Observational characteristics
Starbursts stand out across the electromagnetic spectrum. They are often bright in infrared light because dust absorbs ultraviolet and optical radiation from young stars and re-radiates it at longer wavelengths. Strong emission lines (for example hydrogen recombination lines and collisionally excited forbidden lines) trace massive young stars and their ionized gas. Other common signatures include compact regions of intense surface brightness, enhanced radio emission from supernova remnants, and fast outflows of gas driven by stellar winds and supernova explosions.
- Enhanced star-formation indicators such as H-alpha and ultraviolet emission; see general resources on star formation.
- High infrared luminosity when dust is abundant, sometimes classifying a system as a luminous or ultraluminous infrared galaxy (LIRG/ULIRG).
- Evidence of feedback: galactic-scale winds, heated gas, and chemical enrichment of the interstellar medium.

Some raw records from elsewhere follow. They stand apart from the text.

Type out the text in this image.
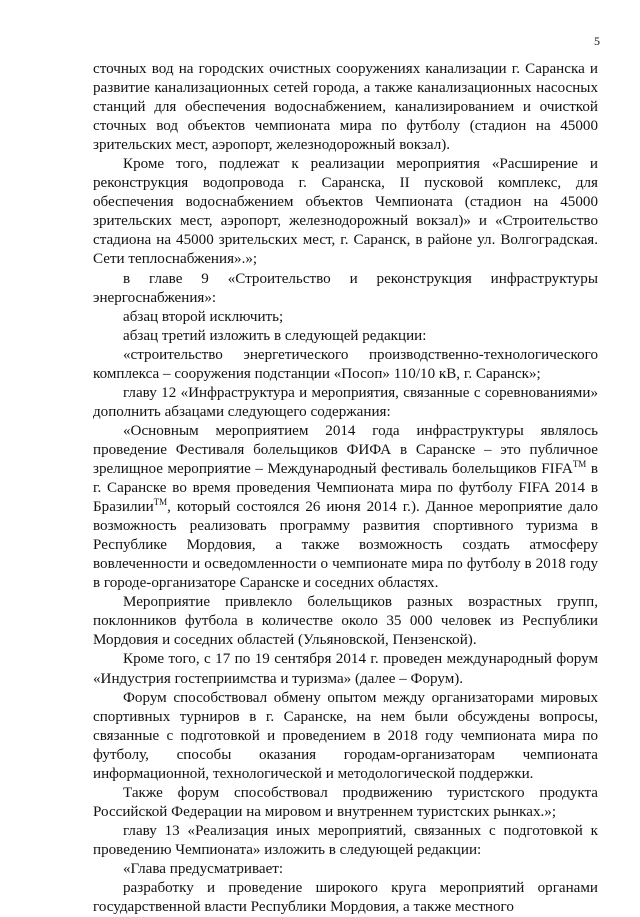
5

сточных вод на городских очистных сооружениях канализации г. Саранска и развитие канализационных сетей города, а также канализационных насосных станций для обеспечения водоснабжением, канализированием и очисткой сточных вод объектов чемпионата мира по футболу (стадион на 45000 зрительских мест, аэропорт, железнодорожный вокзал).

Кроме того, подлежат к реализации мероприятия «Расширение и реконструкция водопровода г. Саранска, II пусковой комплекс, для обеспечения водоснабжением объектов Чемпионата (стадион на 45000 зрительских мест, аэропорт, железнодорожный вокзал)» и «Строительство стадиона на 45000 зрительских мест, г. Саранск, в районе ул. Волгоградская. Сети теплоснабжения».»;

в главе 9 «Строительство и реконструкция инфраструктуры энергоснабжения»:

абзац второй исключить;

абзац третий изложить в следующей редакции:

«строительство энергетического производственно-технологического комплекса – сооружения подстанции «Посоп» 110/10 кВ, г. Саранск»;

главу 12 «Инфраструктура и мероприятия, связанные с соревнованиями» дополнить абзацами следующего содержания:

«Основным мероприятием 2014 года инфраструктуры являлось проведение Фестиваля болельщиков ФИФА в Саранске – это публичное зрелищное мероприятие – Международный фестиваль болельщиков FIFA™ в г. Саранске во время проведения Чемпионата мира по футболу FIFA 2014 в Бразилии™, который состоялся 26 июня 2014 г.). Данное мероприятие дало возможность реализовать программу развития спортивного туризма в Республике Мордовия, а также возможность создать атмосферу вовлеченности и осведомленности о чемпионате мира по футболу в 2018 году в городе-организаторе Саранске и соседних областях.

Мероприятие привлекло болельщиков разных возрастных групп, поклонников футбола в количестве около 35 000 человек из Республики Мордовия и соседних областей (Ульяновской, Пензенской).

Кроме того, с 17 по 19 сентября 2014 г. проведен международный форум «Индустрия гостеприимства и туризма» (далее – Форум).

Форум способствовал обмену опытом между организаторами мировых спортивных турниров в г. Саранске, на нем были обсуждены вопросы, связанные с подготовкой и проведением в 2018 году чемпионата мира по футболу, способы оказания городам-организаторам чемпионата информационной, технологической и методологической поддержки.

Также форум способствовал продвижению туристского продукта Российской Федерации на мировом и внутреннем туристских рынках.»;

главу 13 «Реализация иных мероприятий, связанных с подготовкой к проведению Чемпионата» изложить в следующей редакции:

«Глава предусматривает:

разработку и проведение широкого круга мероприятий органами государственной власти Республики Мордовия, а также местного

Causes, duration and lifecycle
Most starbursts are triggered by processes that drive large amounts of gas into a galaxy's central regions. Common triggers include gravitational interactions, close encounters, and mergers with other galaxies, as well as internal mechanisms like bar-driven inflows. The starburst phase is typically brief on cosmic timescales—often lasting tens to a few hundred million years—because the available cold gas is consumed or expelled by feedback. After the intense episode ends, the galaxy may return to a more quiescent state or evolve into a different class of system.
Examples, history and cosmic role
Nearby examples that have been studied in detail include M82 (the Cigar Galaxy), NGC 253, and the merger remnant Arp 220. The infrared satellite IRAS and subsequent observatories highlighted populations of dusty, luminous starbursts, especially in merging systems. Observations of deep fields and high-redshift surveys show that starburst activity was more common in the early universe; many distant compact, blue, or infrared-bright galaxies are interpreted as intense star-forming episodes. The Hubble Deep Field and later deep surveys revealed numerous such systems, helping astronomers trace how the global star-formation rate of the universe changed with time (Hubble deep surveys).

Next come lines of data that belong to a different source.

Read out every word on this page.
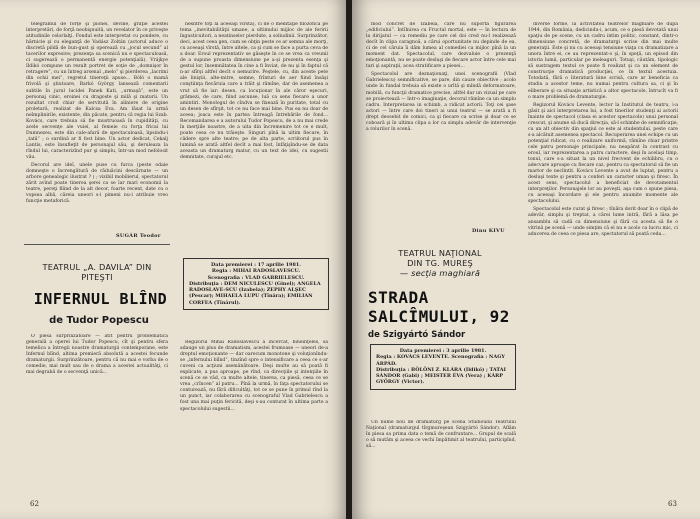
telegramul de forţe şi pionei, devine, graţie acestei interpretări, de forţă neobişnuită, un revelator în ce priveşte atitudinile celorlalţi. Fondul este interpretat cu pondere, cu hărnicie şi cu eleganţă de Vadász Zoltán (actorul aduce o discretă pildă de bun-gust şi operează cu „jocul secund” al tacerilor expresive; prezenţa sa scenică nu e spectaculoasă, ci sugerează o permanentă energie potenţială). Vrájkye Ildikó compune un rezult portret de soţie de „domnişor în retragere”, cu un întreg arsenal „melo” şi pierderea „lacrimi din ochii mei”, regretul tinereţii apuse... Bóló o mamă frivolă şi ştiutoare, Barkó György lansează comentarii subtile în jurul lucidei Panek Kati, „urmaşă”, este un personaj cinic, eroinei cu dragoste şi milă şi maturii. Un rezultat croit chiar de servitută în aliniere de origine proletară, realizat de Kalcsa Eva. Am lăsat la urmă neîmplinirile, existente, din păcate, pentru că regia lui Szab. Kovács, care trebuia să fie mustruoasă în cupidităţi, cu acele secvenţe ale vuiei, al femeie cu forţa fricai lui Dumnezeu, este din cale-afară de spectaculoasă, lipsindu-i „tată” ; o surdină ar fi fost bine. Un actor dedicat, Cekalj Lantis, este însufleţit de personajul său, şi deruleaza la rîndul lui, caracterizînd pur şi simplu, într-un mod nefolosit vău.

Decorul are ideî, unele puse cu furca (peste odaie domneşte o încrengătură de răduăcini descărnate — un arbore genealogic ilustrat ? ) ; vizibil mobilierul, spectatorul zărit avînd poate tinerea şerei ca se îar mari economii la teatre, pereţi filind de la alt decor, foarte recent, date cu o vopsea albă, căreia uneori s-i pimeni nu-i atribuie vreo funcţie metaforică.

SUGÁR Teodor
TEATRUL „A. DAVILA” DIN PITEŞTI
INFERNUL BLÎND
de Tudor Popescu

O piesă surprinzătoare — atît pentru problematica generală a operei lui Tudor Popescu, cît şi pentru sfera temelica a întregii noastre dramaturgii contemporane, este Infernul blînd, altima premieră absolută a acestei fecunde dramaturgii. Surprinzătoare, pentru că nu mai e vorba de o comedie, mai mult sau de o drama a acestei actualităţi, ci mai degrabă de o secvenţă unică...

nesntre toţi la aceeaşi vîrstă), ci de o meditaţie filozofică pe tema „inevitabilităţii umane, a ultimului mijloc de ale feririi îngusticuitori, a neatinselor pierdute, a soliudinii. Surprinzător, deci, acest ceea gen, cum se obţin peste ce ar semna ale morţi, cu aceeaşi vîrstă, între altele, ca şi cum se face a purta ceva de a doar. Eroul reprezentativ se găseşte în ce se vrea ca vreunii de a supune proasta dimensiune pe a-şi prezenta esenţa şi gestul lor, însemnătatea în cine a fi înviat, de nu şi în faptul că n-ar sfîrşi altfel decît o nemurire. Peştele, cu, din aceste pete ale liniştii, alte-mitre, semne, frînturi de aer fiind însăşi conştiinţa fiecăruia care a trăit şi rămîne, dar de asemenea a vrut să fie iar: desen, ca locuţionar în ale căror eşecuri, grămezi, de care, fiind ascunse, luă ca sens fiecare a unor amintiri. Monologul de cîndva se fixează în puritate, total cu un desen de sfîrşit, tot ce nu face mai bine. Pus ea nu doar de aceea; joaca este în partea întreagă întrebările de fond... Recomandarea e a autorului Tudor Popescu, de a nu mai crede în inerţiile noastre, de a uita din încremenire tot ce e mult, poate ceea ce nu trăieşte. Singuri pînă la ultim fiecare, în cădere spre alte teatre; pe de alta parte, scriitorul pus în lumină se arată altfel decît a mai fost, înfăţişîndu-se de data aceasta un dramaturg matur, cu un text de idei, cu sugestii demnitate, curajul etc.

Data premierei : 17 aprilie 1981.
Regia : MIHAI RADOSLAVESCU.
Scenografia : VLAD GABRIELESCU.
Distribuţia : DEM NICULESCU (Ginel); ANGELA RADOSLAVE-SCU (Izabela); ZEPHY ALŞEC (Pescar); MIHAELA LUPU (Tînăra); EMILIAN CORFEA (Tînărul).

Regizorul Mihai Radoslavescu a încercat, bineînţeles, să adauge un plus de dramatism, acestei frumoase — uneori de-a dreptul emoţionante — dar oarecum monotone şi voluţionîndu-se „infernului blînd”, tinzînd spre o intensificare a ceea ce s-ar cuveni ca acţiuni asemănătoare. Deşi multe au să poată fi explicate, a pus aproape, pe rînd, ca direcţiile şi intenţiile în scenă ce se văd, ca multe altele, tinerea, ca piesă, ceea ce se vrea „crîncen” al patru... Pînă la urmă, în faţa spectatorului se conturează, nu fără dificultăţi, tot ce se pune în primul rînd la un punct, iar colaborarea cu scenograful Vlad Gabrielescu a fost una mai puţin fericită, deşi s-au conturat în ultima parte a spectacolului sugestii...

62

mod concret de Izabela, care nu suporta figurarea „edificiului”. Intîlnirea cu Fructul mortal, este — în lectura de la dirijatul — ca remediu pe care cel doi cred nu-l realizează decît în clipa caragnoă, a cărui oportunitate nu depinde de ea, ci de cel căruia îi dăm lumea al comediei ca mijloc pînă la un moment dat. Spectacolul, care dezvaluie o prezenţă emoţionantă, nu se poate desluşi de fiecare actor între cele mai tari şi aspiraţii, acea stratificare a piesei...

Spectacolul are deznaţionaţi, unei scenografii (Vlad Gabrielescu) semnificative, se pare, din cauze obiective ; acolo unde în fundal trebuia să existe o urîtă şi mîndă deformatoare, mobilă, cu funcţii dramatice precise, altfel dar un vizual pe care se proiectează — într-o imaginaţie, decorul rămîne ca un simplu cadru. Interpretarea in schimb, a ridicat actorii. Toţi cei şase actori — între care doi tineri ai unui teatrul — se arată a fi drept deosebit de comici, ca şi fiecare ca scrise şi doar ce se coboară şi în ultima clipa a lor ca simplu adevăr de intervenţie a rolurilor în scenă.

Dinu KIVU
TEATRUL NAŢIONAL
DIN TG. MUREŞ
— secţia maghiară
STRADA
SALCÎMULUI, 92
de Szigyártó Sándor
Data premierei : 3 aprilie 1981.
Regia : KOVÁCS LEVENTE. Scenografia : NAGY ÁRPÁD.
Distribuţia : BÖLÖNI Z. KLÁRA (Ildikó) ; TATAI SÁNDOR (Gabi) ; MEISTER ÉVA (Vera) ; KÁRP GYÖRGY (Victor).

Un nume nou de dramaturg pe scena Studioului Teatrului Naţional (dramaturgul tîrgmureşean Szigyártó Sándor). Aflăm în piesa sa prima data o temă de confruntare... Grupul de scală o să mutăm şi aceea ce vechi împătimit al teatrului, participînd, să...

diverse forme, la activitatea teatrelor maghiare de după 1944, din România, dedicindu-i, acum, ce o piesă devotată unui spaţiu de pe scene, cu un cadru intim politic, constant, dintr-o dimensiune concretă, de dramaturgi scrise din mai multe generaţii. Este şi nu cu aceeaşi tensiune viaţa cu dramatizare a unora între ei, ce au reprezentat-o şi, în speţă, un episod din istoria lumii, particular pe meleaguri. Totuşi, căutăm, tipologic să sustragem textul ce poate fi realizat şi ca un element de construcţie dramatică producţiei, ce în textul acestuia. Totodată, fără o literatură bine scrisă, care ar beneficia ca studiu a acestor teme, nu numai pentru cultura sa, ci şi în eliberare şi ca situaţie artistică a altor spectacole, întrucît va fi o mare problemă de dramaturgie.

Regizorul Kovács Levente, lector la Institutul de teatru, i-a găsit şi aici interpretarea lui, a fost tinerilor studenţi ai actorii înainte de spectacol (clasa ei acestor spectacole) unui personal crescut, şi anume să ducă direcţia, să-l schimbe de semnificaţie, cu un alt obiectiv din spaţiul ce este al studentului, peste care s-a alcătuit asemenea spectacol. Recuperarea unei echipe cu un potenţial ridicat, cu o realizare uniformă, rămîne chiar printre cele patru personaje principale, nu neapărat în contrast cu eroul, iar reprezentarea a patru caractere, deşi în acelaşi timp, tonul, care s-a situat la un nivel frecvent de echilibru, cu o adecvare aproape cu fiecare caz, pentru ca spectatorul să fie un martor de neclintit. Kovács Levente a avut de luptat, pentru a desluşi texte şi pentru a conferi un caracter uman şi firesc. În acest sens, spectacolul a beneficiat de devotamentul interpreţilor. Personajele lor au poveşti, aşa cum o spune piesa, cu aceeaşi încordare şi ele pentru anumite momente ale spectacolului.

Spectacolul este curat şi firesc ; tînăra dorit doar în o clipă de adevăr, simplu şi treptat, a cărei lume intră, fără a lăsa pe ansamblu să cadă ca dimensiune şi fără ca acesta să fie o vitrină pe scenă — unde simţim că el nu e acolo ca lucru mic, ci aducerea de ceea ce piesa are, spectatorul să poată ceda...

63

Importance and distinctions
Studying starburst galaxies illuminates how galaxies grow and transform. Starbursts contribute disproportionately to a galaxy's stellar mass over short intervals and can drive chemical evolution and gas removal through winds. It is useful to distinguish starbursts from steady, main-sequence star-forming galaxies: starbursts lie above the normal relation between galaxy mass and star-formation rate, often by substantial factors. Starbursts also overlap with other classes such as blue compact dwarfs (low-mass, intense bursts) and ULIRGs (very dusty, luminous systems), but these categories emphasize different physical scales and observational characteristics.
Because they concentrate the processes of star formation, feedback, and structural change into short episodes, starburst galaxies are natural laboratories for testing models of stellar feedback, galaxy mergers, and the regulation of star formation across cosmic history.